What do you do to become closer to someone?  Do you write them a message on Facebook?  Do you hang out over a soy vanilla latte (if you're a girl) or a game of Halo (if you're a guy)?  Pardon the stereotyping, but you know what I mean.  Do you live with them, or connect over long distances with Skype?

These all are ways to spend time with someone, but you can spend a lot of time with people and not become closer to them.  Take work, for example.  I work 12-hour shifts.  Twelve hours is a lot of time in one day to spend with the same people who are not your family.  Because I have worked this job, with about the same people, for two years, I have spent more time with my co-workers than with my best friend, yet I am much closer to my best friend (who currently lives 15 hours away from me) than to any of my co-workers.  

No, while time spent with someone is great and will help you grow closer to that person to a degree, the key to creating a deep relationship with someone is transparency.  And I mean, open the closets and let the skeletons fall in a pile in front of that person type of transparency.

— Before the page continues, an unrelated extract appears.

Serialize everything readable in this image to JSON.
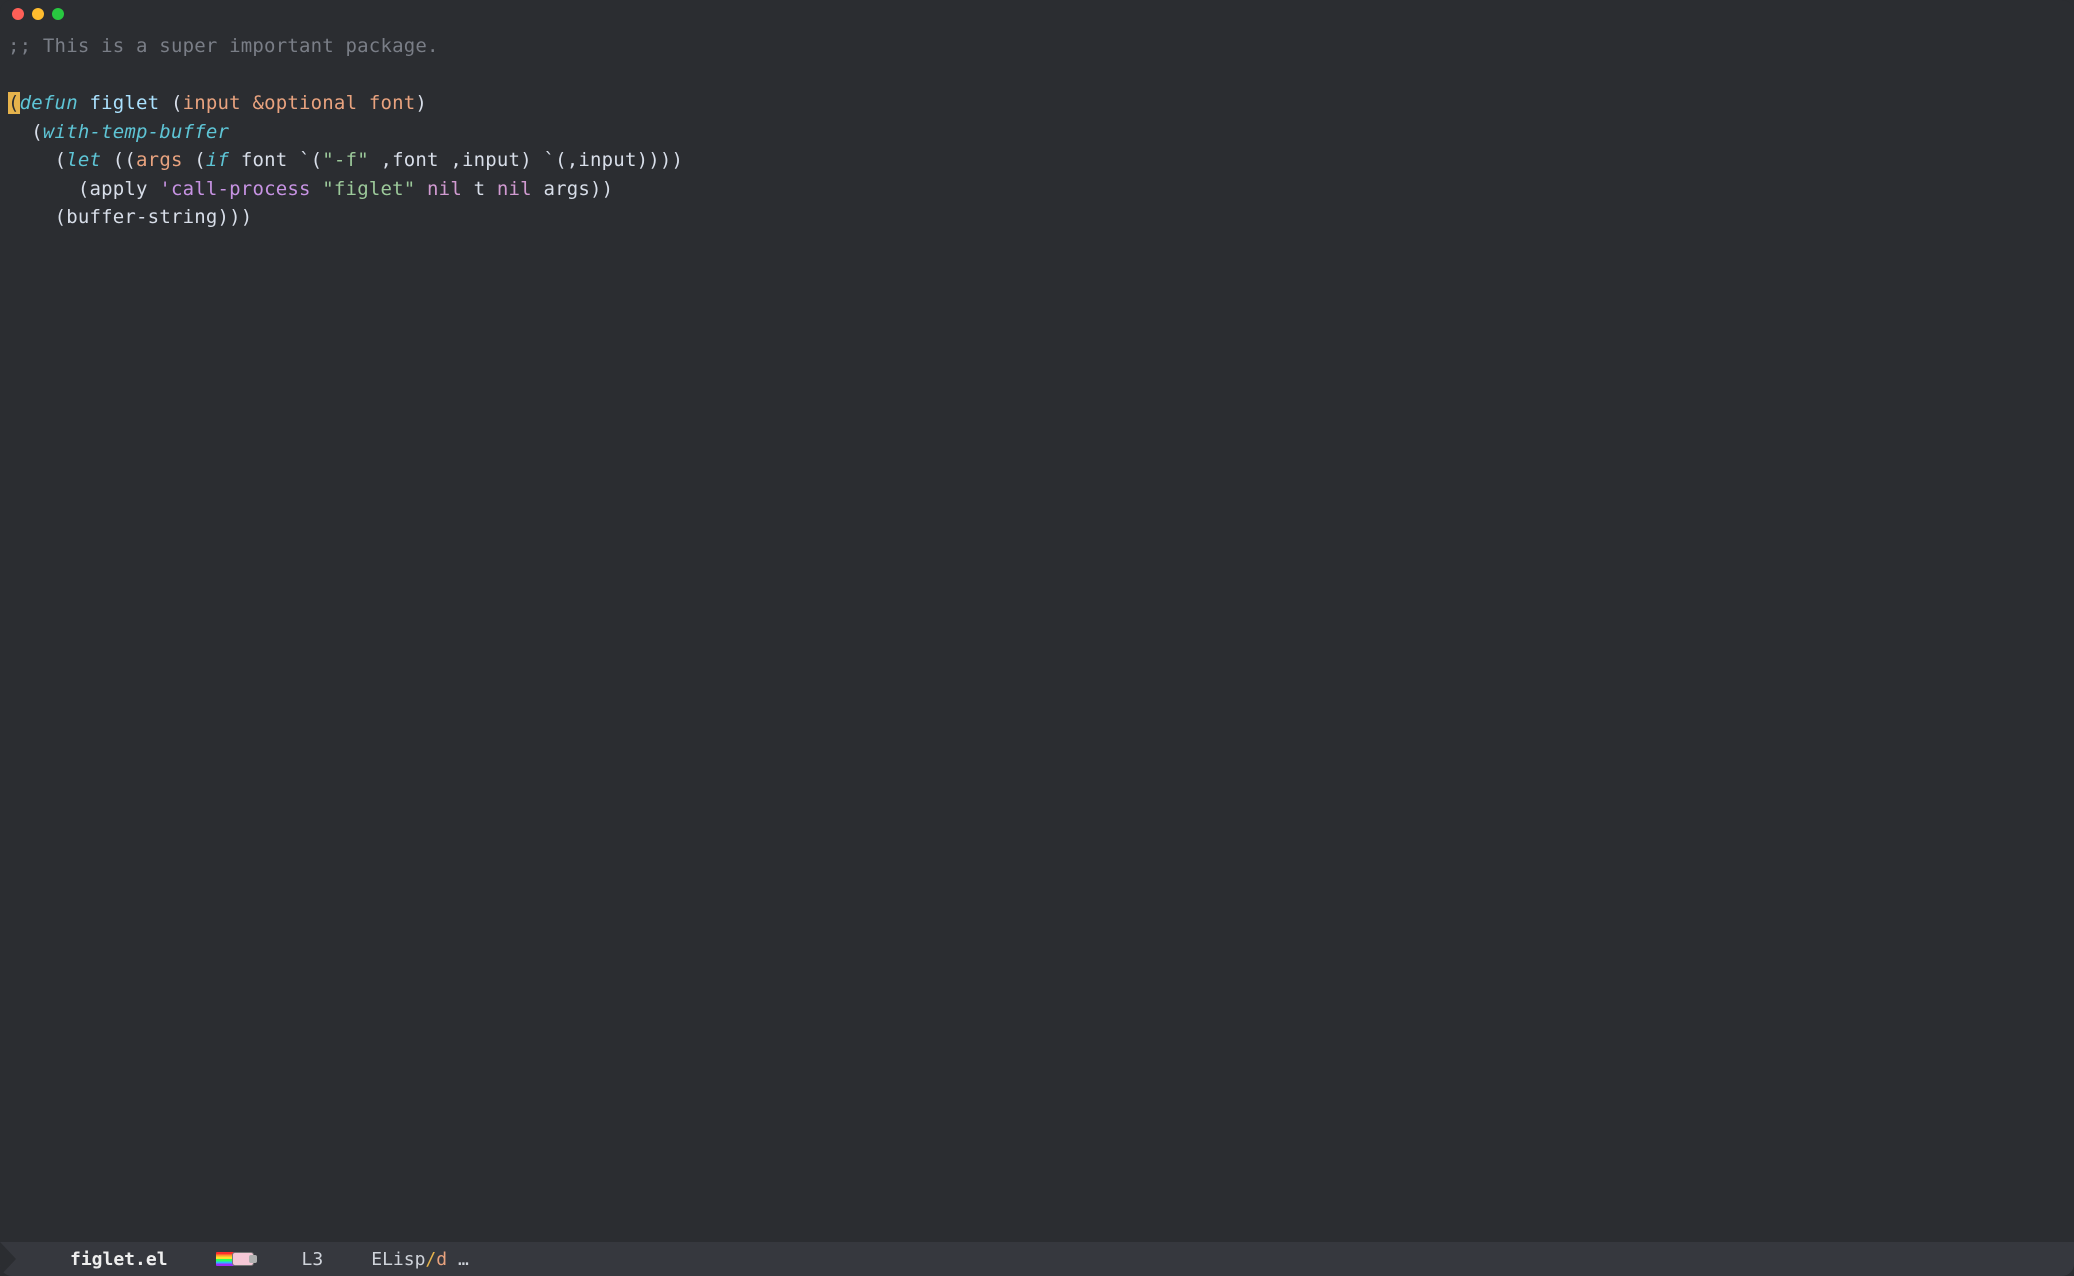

My mom was an open book that weekend (and remained an open book since that weekend).  I did the same, peeled back my teenage pride and revealed myself to her and learned how to do that better over the next several years.  It is a both-and relationship; if only one person reveals parts of herself, then the other person is merely a journalist, receiving but never giving.

It can be scary, opening up the deepest, darkest parts of yourself, because you are trusting that person to not abuse those tender parts.  But relationships go nowhere if we do not continue to expose ourselves.  And sometimes, the person we thought we could trust does end up hurting us after we reveal ourselves to him.  But that is why deep relationships do not happen suddenly; we need to expose ourselves little by little, seeing which people we can go deeper with and which ones we should not.  But if a relationship is stagnating that should be deeper (such as with a sibling, or a parent, or a very close friend that you feel you are plateauing with), then invite that person to coffee and remove the hat, the mask, the concealer, the foundation, and the primer, and let them see the real you deep inside.  And usually, that person will return the favor and let you see their real self.  And the relationship will deepen.

My husband and I, my mom and I, my best friend and I, all have that deep no-hidden-layers relationship.  Our friendships will last forever because of that.  I wish to have that relationship with my sisters, as well, and perhaps someday we will have our own Lake-Geneva-weekend, of sorts, where we can reveal everything to each other.